Thursday 25 April 2019

Phelan aims to make up for her injury heartache

 

Claire Phelan believes Kilkenny can avenge last year's loss to Cork. Photo: INPHO
Claire Phelan believes Kilkenny can avenge last year's loss to Cork. Photo: INPHO

Daragh Ó Conchúir

Losing last year's All-Ireland camogie final by one point, having led with just seconds of regulation time remaining, was difficult to take for Kilkenny star Claire Phelan as she had to watch it all from the sidelines.

"It was just after the last round of round-robin games and I tore my hamstring in a club championship game," recalls Phelan. "It was before the semi-final. Then I was training, coming back and I tore it again just before the All-Ireland final. I togged out and was hoping I might see some of it but realistically, I just wasn't ready. It was taking too much time to heal.

"That was tough. You want to be on the pitch and it was such a tough game… You're standing there watching, and the game was so close, you're always thinking what you could do but unfortunately it wasn't going to work for me. The injury was never going to heal in time. It was very hard, very tough to watch but the girls gave it their absolute all and did everything they possibly could. Cork are a great team and they showed it that day.

"This year, hopefully I'll be able to hold on to my place and maybe do something on the pitch in Croke Park."

Now 24, Phelan need have no worries about being on the pitch, fitness allowing, having re-established herself again as Kilkenny completed a three-in-a-row in the league and return to GAA headquarters for a third consecutive All-Ireland final with Cork.

It was Ann Downey who called her into the squad when she was just a fifth-year student in 2011, during Downey's second stint as manager. When the legendary figure returned a third time, she oversaw that long-awaited All-Ireland success.

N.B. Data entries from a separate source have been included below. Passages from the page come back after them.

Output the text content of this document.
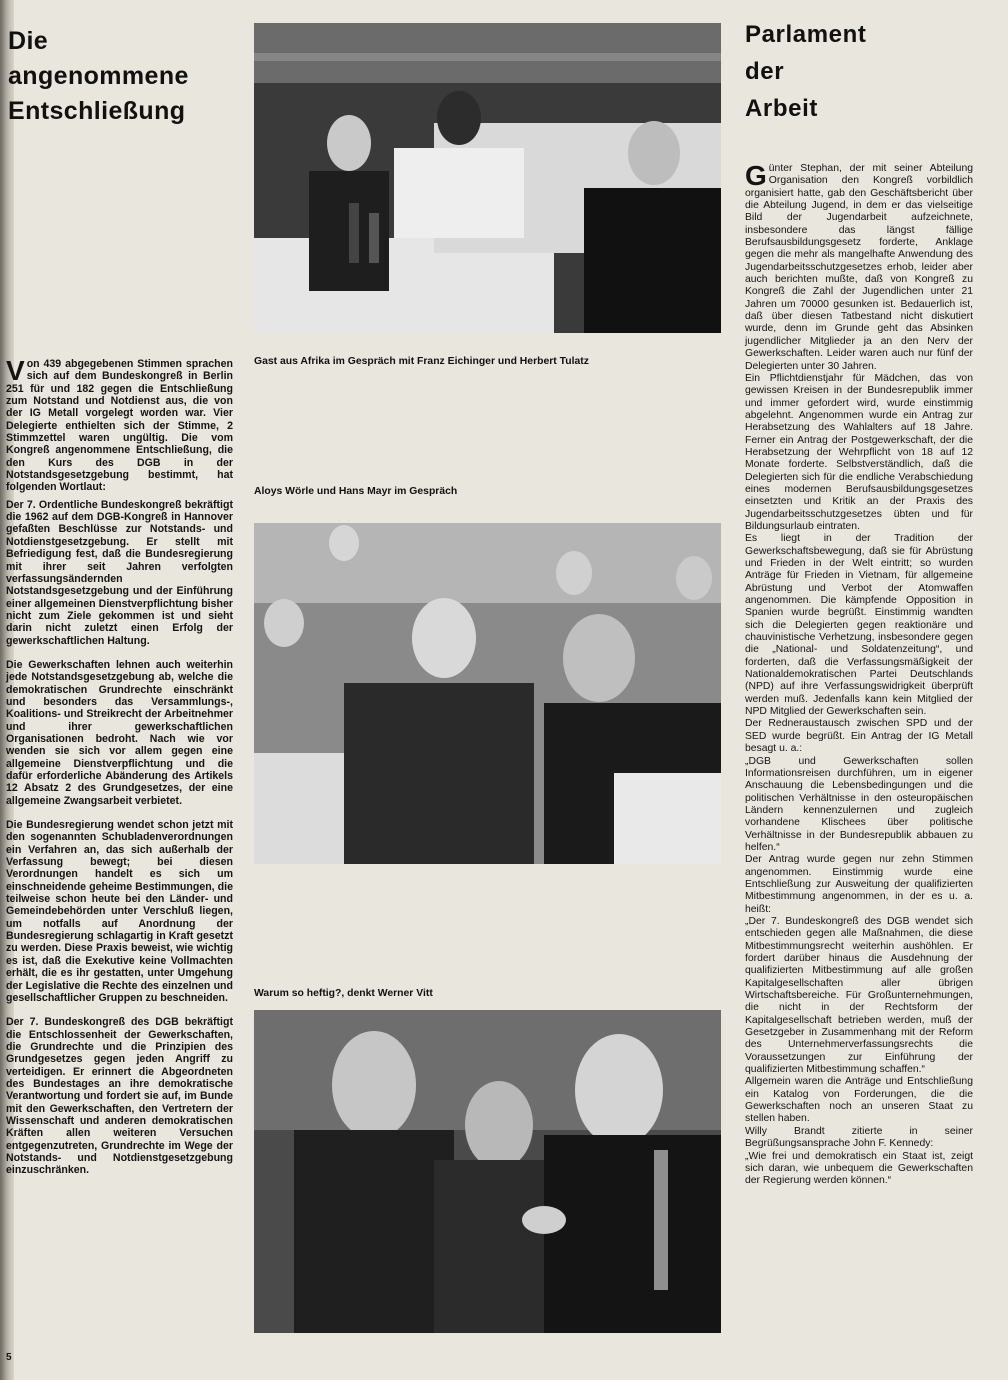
Die
angenommene
Entschließung
Parlament
der
Arbeit

Von 439 abgegebenen Stimmen sprachen sich auf dem Bundeskongreß in Berlin 251 für und 182 gegen die Entschließung zum Notstand und Notdienst aus, die von der IG Metall vorgelegt worden war. Vier Delegierte enthielten sich der Stimme, 2 Stimmzettel waren ungültig. Die vom Kongreß angenommene Entschließung, die den Kurs des DGB in der Notstandsgesetzgebung bestimmt, hat folgenden Wortlaut:

Der 7. Ordentliche Bundeskongreß bekräftigt die 1962 auf dem DGB-Kongreß in Hannover gefaßten Beschlüsse zur Notstands- und Notdienstgesetzgebung. Er stellt mit Befriedigung fest, daß die Bundesregierung mit ihrer seit Jahren verfolgten verfassungsändernden Notstandsgesetzgebung und der Einführung einer allgemeinen Dienstverpflichtung bisher nicht zum Ziele gekommen ist und sieht darin nicht zuletzt einen Erfolg der gewerkschaftlichen Haltung.

Die Gewerkschaften lehnen auch weiterhin jede Notstandsgesetzgebung ab, welche die demokratischen Grundrechte einschränkt und besonders das Versammlungs-, Koalitions- und Streikrecht der Arbeitnehmer und ihrer gewerkschaftlichen Organisationen bedroht. Nach wie vor wenden sie sich vor allem gegen eine allgemeine Dienstverpflichtung und die dafür erforderliche Abänderung des Artikels 12 Absatz 2 des Grundgesetzes, der eine allgemeine Zwangsarbeit verbietet.

Die Bundesregierung wendet schon jetzt mit den sogenannten Schubladenverordnungen ein Verfahren an, das sich außerhalb der Verfassung bewegt; bei diesen Verordnungen handelt es sich um einschneidende geheime Bestimmungen, die teilweise schon heute bei den Länder- und Gemeindebehörden unter Verschluß liegen, um notfalls auf Anordnung der Bundesregierung schlagartig in Kraft gesetzt zu werden. Diese Praxis beweist, wie wichtig es ist, daß die Exekutive keine Vollmachten erhält, die es ihr gestatten, unter Umgehung der Legislative die Rechte des einzelnen und gesellschaftlicher Gruppen zu beschneiden.

Der 7. Bundeskongreß des DGB bekräftigt die Entschlossenheit der Gewerkschaften, die Grundrechte und die Prinzipien des Grundgesetzes gegen jeden Angriff zu verteidigen. Er erinnert die Abgeordneten des Bundestages an ihre demokratische Verantwortung und fordert sie auf, im Bunde mit den Gewerkschaften, den Vertretern der Wissenschaft und anderen demokratischen Kräften allen weiteren Versuchen entgegenzutreten, Grundrechte im Wege der Notstands- und Notdienstgesetzgebung einzuschränken.

Gast aus Afrika im Gespräch mit Franz Eichinger und Herbert Tulatz
Aloys Wörle und Hans Mayr im Gespräch
Warum so heftig?, denkt Werner Vitt

Günter Stephan, der mit seiner Abteilung Organisation den Kongreß vorbildlich organisiert hatte, gab den Geschäftsbericht über die Abteilung Jugend, in dem er das vielseitige Bild der Jugendarbeit aufzeichnete, insbesondere das längst fällige Berufsausbildungsgesetz forderte, Anklage gegen die mehr als mangelhafte Anwendung des Jugendarbeitsschutzgesetzes erhob, leider aber auch berichten mußte, daß von Kongreß zu Kongreß die Zahl der Jugendlichen unter 21 Jahren um 70000 gesunken ist. Bedauerlich ist, daß über diesen Tatbestand nicht diskutiert wurde, denn im Grunde geht das Absinken jugendlicher Mitglieder ja an den Nerv der Gewerkschaften. Leider waren auch nur fünf der Delegierten unter 30 Jahren.

Ein Pflichtdienstjahr für Mädchen, das von gewissen Kreisen in der Bundesrepublik immer und immer gefordert wird, wurde einstimmig abgelehnt. Angenommen wurde ein Antrag zur Herabsetzung des Wahlalters auf 18 Jahre. Ferner ein Antrag der Postgewerkschaft, der die Herabsetzung der Wehrpflicht von 18 auf 12 Monate forderte. Selbstverständlich, daß die Delegierten sich für die endliche Verabschiedung eines modernen Berufsausbildungsgesetzes einsetzten und Kritik an der Praxis des Jugendarbeitsschutzgesetzes übten und für Bildungsurlaub eintraten.

Es liegt in der Tradition der Gewerkschaftsbewegung, daß sie für Abrüstung und Frieden in der Welt eintritt; so wurden Anträge für Frieden in Vietnam, für allgemeine Abrüstung und Verbot der Atomwaffen angenommen. Die kämpfende Opposition in Spanien wurde begrüßt. Einstimmig wandten sich die Delegierten gegen reaktionäre und chauvinistische Verhetzung, insbesondere gegen die „National- und Soldatenzeitung“, und forderten, daß die Verfassungsmäßigkeit der Nationaldemokratischen Partei Deutschlands (NPD) auf ihre Verfassungswidrigkeit überprüft werden muß. Jedenfalls kann kein Mitglied der NPD Mitglied der Gewerkschaften sein.

Der Redneraustausch zwischen SPD und der SED wurde begrüßt. Ein Antrag der IG Metall besagt u. a.:

„DGB und Gewerkschaften sollen Informationsreisen durchführen, um in eigener Anschauung die Lebensbedingungen und die politischen Verhältnisse in den osteuropäischen Ländern kennenzulernen und zugleich vorhandene Klischees über politische Verhältnisse in der Bundesrepublik abbauen zu helfen.“

Der Antrag wurde gegen nur zehn Stimmen angenommen. Einstimmig wurde eine Entschließung zur Ausweitung der qualifizierten Mitbestimmung angenommen, in der es u. a. heißt:

„Der 7. Bundeskongreß des DGB wendet sich entschieden gegen alle Maßnahmen, die diese Mitbestimmungsrecht weiterhin aushöhlen. Er fordert darüber hinaus die Ausdehnung der qualifizierten Mitbestimmung auf alle großen Kapitalgesellschaften aller übrigen Wirtschaftsbereiche. Für Großunternehmungen, die nicht in der Rechtsform der Kapitalgesellschaft betrieben werden, muß der Gesetzgeber in Zusammenhang mit der Reform des Unternehmerverfassungsrechts die Voraussetzungen zur Einführung der qualifizierten Mitbestimmung schaffen.“

Allgemein waren die Anträge und Entschließung ein Katalog von Forderungen, die die Gewerkschaften noch an unseren Staat zu stellen haben.

Willy Brandt zitierte in seiner Begrüßungsansprache John F. Kennedy:

„Wie frei und demokratisch ein Staat ist, zeigt sich daran, wie unbequem die Gewerkschaften der Regierung werden können.“

5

Phelan has long been in thrall to Downey and her sister Angela, who along with another multiple All-Ireland-winning sister with Kilkenny Marina, garnered an All-Ireland club title with Lisdowney in 1994, when Phelan was just a few months old. These were the names that inspired her as a youngster.

"Oh God yeah," says Phelan, a primary school teacher. "Growing up you were hearing about them and watching out for them in the pitch. It was great to have superstars like that in the mix in your own club."

Brigid Barnaville and Anna Whelan were others from Lisdowney to prosper in a golden period for Kilkenny but it was Ann and Angela who led the way with 12 All-Irelands each. Now Ann is captain of the ship, with Angela, Marina and another great, Breda Holmes, working selflessly.

"We're so lucky to have them and we don't even realise it at times the work they're doing. They'll go to all the lengths they can to help us.

"They're putting everything they can into it, in any way at all. They were fortunate enough to be the stars a few years ago and they're looking after us now and hoping we can do the same."

Phelan has two All-Ireland medals apiece at minor and U-16 level to go with her senior prize. And while Lisdowney provided ready-made role models, she had big influences even closer to home. With three brothers (Seán, Martin and James), she developed a toughness that has stood to her as the physicality of the game has increased.

"Growing up with three boys at home, they probably gave me a bit of a battering but it did me good and probably got me where I am. And they wouldn't be afraid still to throw a few digs if we were out in the back garden!

"The lads would have played underage with Kilkenny and are heavily involved with the club. It's just the natural way of life at home. Our parents are fed up with us going in and out with hurls and gear."

One imagines that there were many broken windows over the years. "Oh God, there's still some broken," adds Phelan.